For new floors, at the cheapest end of the scale, the DIY "sheds" are offering thin tongue-and-groove chipboard with a wood-look laminate that retails for pounds 9.99 per square metre. It is not the real thing and can delaminate if it gets wet, so is not ideal for the kitchen. A more upmarket version of the same thing, this time with a real wood veneer, costs around pounds 20 and produces, to all intents and purposes, a real wood floor. These systems all come under the heading of "floating" floors: that is, they are not fixed to the original floor surface, but just rest on top of it. They can be laid onto existing floorboards or, and this is a real bonus, can be used to give concrete ground floors a timber finish.

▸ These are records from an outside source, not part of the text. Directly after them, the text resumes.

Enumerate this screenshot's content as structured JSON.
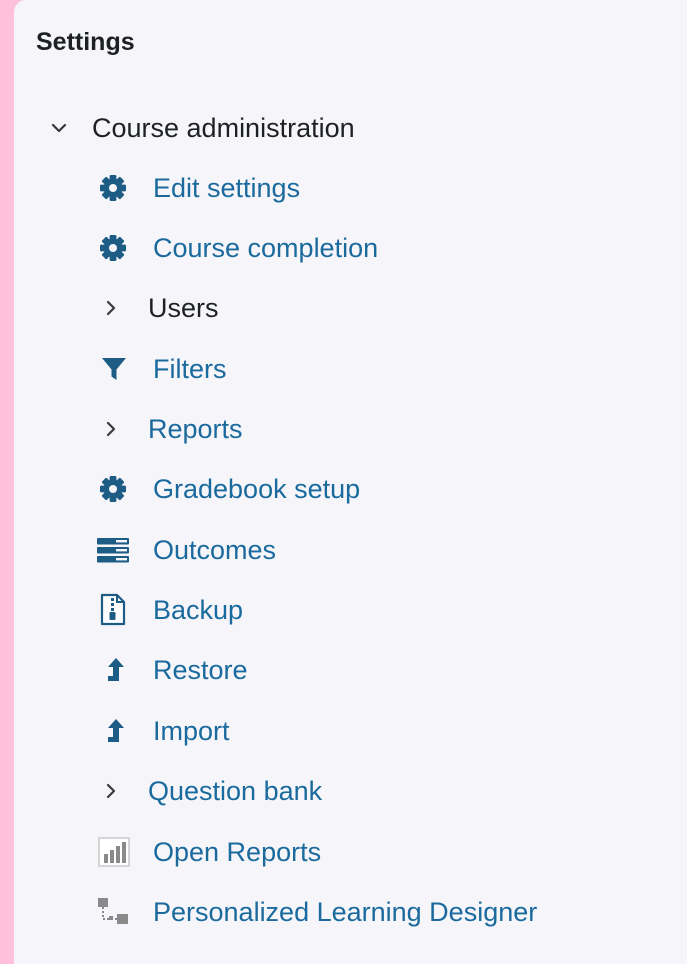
{
  "panel": {
    "title": "Settings"
  },
  "tree": {
    "root": {
      "label": "Course administration",
      "expanded": true,
      "icon": "chevron-down-icon"
    },
    "items": [
      {
        "label": "Edit settings",
        "icon": "gear-icon",
        "type": "link"
      },
      {
        "label": "Course completion",
        "icon": "gear-icon",
        "type": "link"
      },
      {
        "label": "Users",
        "icon": "chevron-right-icon",
        "type": "collapsed"
      },
      {
        "label": "Filters",
        "icon": "filter-icon",
        "type": "link"
      },
      {
        "label": "Reports",
        "icon": "chevron-right-icon",
        "type": "collapsed"
      },
      {
        "label": "Gradebook setup",
        "icon": "gear-icon",
        "type": "link"
      },
      {
        "label": "Outcomes",
        "icon": "outcomes-list-icon",
        "type": "link"
      },
      {
        "label": "Backup",
        "icon": "backup-file-icon",
        "type": "link"
      },
      {
        "label": "Restore",
        "icon": "restore-arrow-icon",
        "type": "link"
      },
      {
        "label": "Import",
        "icon": "import-arrow-icon",
        "type": "link"
      },
      {
        "label": "Question bank",
        "icon": "chevron-right-icon",
        "type": "collapsed"
      },
      {
        "label": "Open Reports",
        "icon": "bar-chart-icon",
        "type": "link"
      },
      {
        "label": "Personalized Learning Designer",
        "icon": "learning-designer-icon",
        "type": "link"
      }
    ]
  },
  "colors": {
    "background": "#ffc0de",
    "panel": "#f6f5f9",
    "link": "#1a6a9e",
    "text": "#1d2125",
    "icon": "#0f6cbf",
    "icon_dark": "#1d5c84",
    "icon_grey": "#8a8a8a"
  }
}
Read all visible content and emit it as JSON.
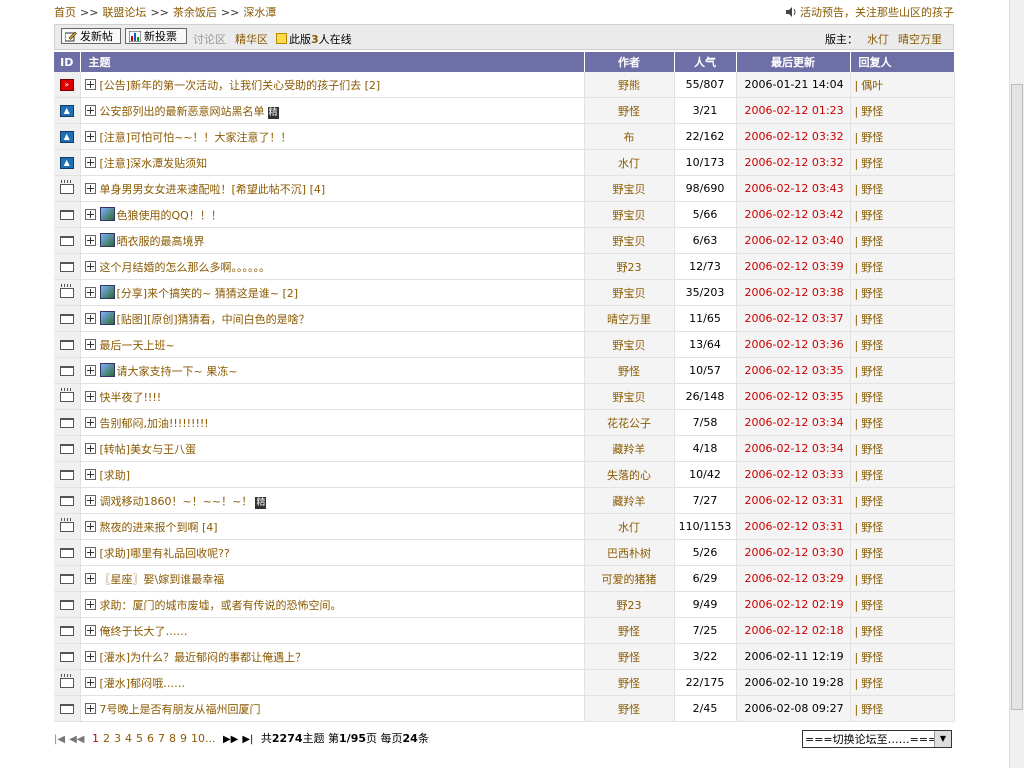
{
  "breadcrumb": [
    "首页",
    "联盟论坛",
    "茶余饭后",
    "深水潭"
  ],
  "notice": "活动预告，关注那些山区的孩子",
  "toolbar": {
    "new_topic": "发新帖",
    "new_poll": "新投票",
    "discuss": "讨论区",
    "elite": "精华区",
    "online_pre": "此版",
    "online_count": "3",
    "online_post": "人在线",
    "mod_label": "版主：",
    "mods": [
      "水仃",
      "晴空万里"
    ]
  },
  "columns": [
    "ID",
    "主题",
    "作者",
    "人气",
    "最后更新",
    "回复人"
  ],
  "rows": [
    {
      "icon": "ann",
      "title": "[公告]新年的第一次活动，让我们关心受助的孩子们去",
      "pages": "[2]",
      "pic": false,
      "jing": false,
      "author": "野熊",
      "pop": "55/807",
      "time": "2006-01-21 14:04",
      "time_red": false,
      "reply": "偶叶"
    },
    {
      "icon": "top",
      "title": "公安部列出的最新恶意网站黑名单",
      "pages": "",
      "pic": false,
      "jing": true,
      "author": "野怪",
      "pop": "3/21",
      "time": "2006-02-12 01:23",
      "time_red": true,
      "reply": "野怪"
    },
    {
      "icon": "top",
      "title": "[注意]可怕可怕~~！！大家注意了！！",
      "pages": "",
      "pic": false,
      "jing": false,
      "author": "布",
      "pop": "22/162",
      "time": "2006-02-12 03:32",
      "time_red": true,
      "reply": "野怪"
    },
    {
      "icon": "top",
      "title": "[注意]深水潭发贴须知",
      "pages": "",
      "pic": false,
      "jing": false,
      "author": "水仃",
      "pop": "10/173",
      "time": "2006-02-12 03:32",
      "time_red": true,
      "reply": "野怪"
    },
    {
      "icon": "hot",
      "title": "单身男男女女进来速配啦！[希望此帖不沉]",
      "pages": "[4]",
      "pic": false,
      "jing": false,
      "author": "野宝贝",
      "pop": "98/690",
      "time": "2006-02-12 03:43",
      "time_red": true,
      "reply": "野怪"
    },
    {
      "icon": "folder",
      "title": "色狼使用的QQ！！！",
      "pages": "",
      "pic": true,
      "jing": false,
      "author": "野宝贝",
      "pop": "5/66",
      "time": "2006-02-12 03:42",
      "time_red": true,
      "reply": "野怪"
    },
    {
      "icon": "folder",
      "title": "晒衣服的最高境界",
      "pages": "",
      "pic": true,
      "jing": false,
      "author": "野宝贝",
      "pop": "6/63",
      "time": "2006-02-12 03:40",
      "time_red": true,
      "reply": "野怪"
    },
    {
      "icon": "folder",
      "title": "这个月结婚的怎么那么多啊。。。。。。",
      "pages": "",
      "pic": false,
      "jing": false,
      "author": "野23",
      "pop": "12/73",
      "time": "2006-02-12 03:39",
      "time_red": true,
      "reply": "野怪"
    },
    {
      "icon": "hot",
      "title": "[分享]来个搞笑的~ 猜猜这是谁~",
      "pages": "[2]",
      "pic": true,
      "jing": false,
      "author": "野宝贝",
      "pop": "35/203",
      "time": "2006-02-12 03:38",
      "time_red": true,
      "reply": "野怪"
    },
    {
      "icon": "folder",
      "title": "[贴图][原创]猜猜看，中间白色的是啥？",
      "pages": "",
      "pic": true,
      "jing": false,
      "author": "晴空万里",
      "pop": "11/65",
      "time": "2006-02-12 03:37",
      "time_red": true,
      "reply": "野怪"
    },
    {
      "icon": "folder",
      "title": "最后一天上班~",
      "pages": "",
      "pic": false,
      "jing": false,
      "author": "野宝贝",
      "pop": "13/64",
      "time": "2006-02-12 03:36",
      "time_red": true,
      "reply": "野怪"
    },
    {
      "icon": "folder",
      "title": "请大家支持一下~ 果冻~",
      "pages": "",
      "pic": true,
      "jing": false,
      "author": "野怪",
      "pop": "10/57",
      "time": "2006-02-12 03:35",
      "time_red": true,
      "reply": "野怪"
    },
    {
      "icon": "hot",
      "title": "快半夜了!!!!",
      "pages": "",
      "pic": false,
      "jing": false,
      "author": "野宝贝",
      "pop": "26/148",
      "time": "2006-02-12 03:35",
      "time_red": true,
      "reply": "野怪"
    },
    {
      "icon": "folder",
      "title": "告别郁闷,加油!!!!!!!!!",
      "pages": "",
      "pic": false,
      "jing": false,
      "author": "花花公子",
      "pop": "7/58",
      "time": "2006-02-12 03:34",
      "time_red": true,
      "reply": "野怪"
    },
    {
      "icon": "folder",
      "title": "[转帖]美女与王八蛋",
      "pages": "",
      "pic": false,
      "jing": false,
      "author": "藏羚羊",
      "pop": "4/18",
      "time": "2006-02-12 03:34",
      "time_red": true,
      "reply": "野怪"
    },
    {
      "icon": "folder",
      "title": "[求助]",
      "pages": "",
      "pic": false,
      "jing": false,
      "author": "失落的心",
      "pop": "10/42",
      "time": "2006-02-12 03:33",
      "time_red": true,
      "reply": "野怪"
    },
    {
      "icon": "folder",
      "title": "调戏移动1860！~！~~！~！",
      "pages": "",
      "pic": false,
      "jing": true,
      "author": "藏羚羊",
      "pop": "7/27",
      "time": "2006-02-12 03:31",
      "time_red": true,
      "reply": "野怪"
    },
    {
      "icon": "hot",
      "title": "熬夜的进来报个到啊",
      "pages": "[4]",
      "pic": false,
      "jing": false,
      "author": "水仃",
      "pop": "110/1153",
      "time": "2006-02-12 03:31",
      "time_red": true,
      "reply": "野怪"
    },
    {
      "icon": "folder",
      "title": "[求助]哪里有礼品回收呢??",
      "pages": "",
      "pic": false,
      "jing": false,
      "author": "巴西朴树",
      "pop": "5/26",
      "time": "2006-02-12 03:30",
      "time_red": true,
      "reply": "野怪"
    },
    {
      "icon": "folder",
      "title": "〖星座〗娶\\嫁到谁最幸福",
      "pages": "",
      "pic": false,
      "jing": false,
      "author": "可爱的猪猪",
      "pop": "6/29",
      "time": "2006-02-12 03:29",
      "time_red": true,
      "reply": "野怪"
    },
    {
      "icon": "folder",
      "title": "求助：厦门的城市废墟，或者有传说的恐怖空间。",
      "pages": "",
      "pic": false,
      "jing": false,
      "author": "野23",
      "pop": "9/49",
      "time": "2006-02-12 02:19",
      "time_red": true,
      "reply": "野怪"
    },
    {
      "icon": "folder",
      "title": "俺终于长大了……",
      "pages": "",
      "pic": false,
      "jing": false,
      "author": "野怪",
      "pop": "7/25",
      "time": "2006-02-12 02:18",
      "time_red": true,
      "reply": "野怪"
    },
    {
      "icon": "folder",
      "title": "[灌水]为什么？最近郁闷的事都让俺遇上？",
      "pages": "",
      "pic": false,
      "jing": false,
      "author": "野怪",
      "pop": "3/22",
      "time": "2006-02-11 12:19",
      "time_red": false,
      "reply": "野怪"
    },
    {
      "icon": "hot",
      "title": "[灌水]郁闷哦……",
      "pages": "",
      "pic": false,
      "jing": false,
      "author": "野怪",
      "pop": "22/175",
      "time": "2006-02-10 19:28",
      "time_red": false,
      "reply": "野怪"
    },
    {
      "icon": "folder",
      "title": "7号晚上是否有朋友从福州回厦门",
      "pages": "",
      "pic": false,
      "jing": false,
      "author": "野怪",
      "pop": "2/45",
      "time": "2006-02-08 09:27",
      "time_red": false,
      "reply": "野怪"
    }
  ],
  "pager": {
    "pages": [
      "1",
      "2",
      "3",
      "4",
      "5",
      "6",
      "7",
      "8",
      "9",
      "10..."
    ],
    "total_pre": "共",
    "total": "2274",
    "total_post": "主题",
    "page_pre": "第",
    "page_cur": "1/95",
    "page_post": "页",
    "per_pre": "每页",
    "per": "24",
    "per_post": "条"
  },
  "forum_switch": "===切换论坛至……===="
}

A polyethylene- sheet damp-proof membrane should be spread out first, followed by a thin layer of foam rubber, to take out any unevenness.

Next come real hardwood boards. The idea is to remove the old softwood boards and replace them with the real thing. To avoid gaps opening up between the boards, the trick is to leave them to acclimatise to the temperature and humidity of the house before final fixing. This advice is often given but rarely followed. Since most flooring work of this nature is carried out as part of a bigger makeover, it is rare for the house to be occupied, with the central heating on, for the six weeks or so required for moisture equilibrium to be reached. An alternative is to buy timber that has been kiln dried and shrink wrapped. The new boards also have to be clamped and wedged before fixing, which may take the process somewhat out of the DIY bracket. Real hardwood boards are supplied unfinished, so they will then require sanding, as before, and lacquering. Prices from pounds 30 per square metre for materials, with labour extra.

More expensive still come ready-finished hardwood tongue-and-groove boards with their own proprietary clip fixings, such as the Junkers system. Selling at around pounds 50 per square metre, this is a floating floor that rests on its own felt underlay, which may present a solution if sound transmission is a problem. The high materials cost is also balanced by the fact that, once laid, no further finishing work is needed.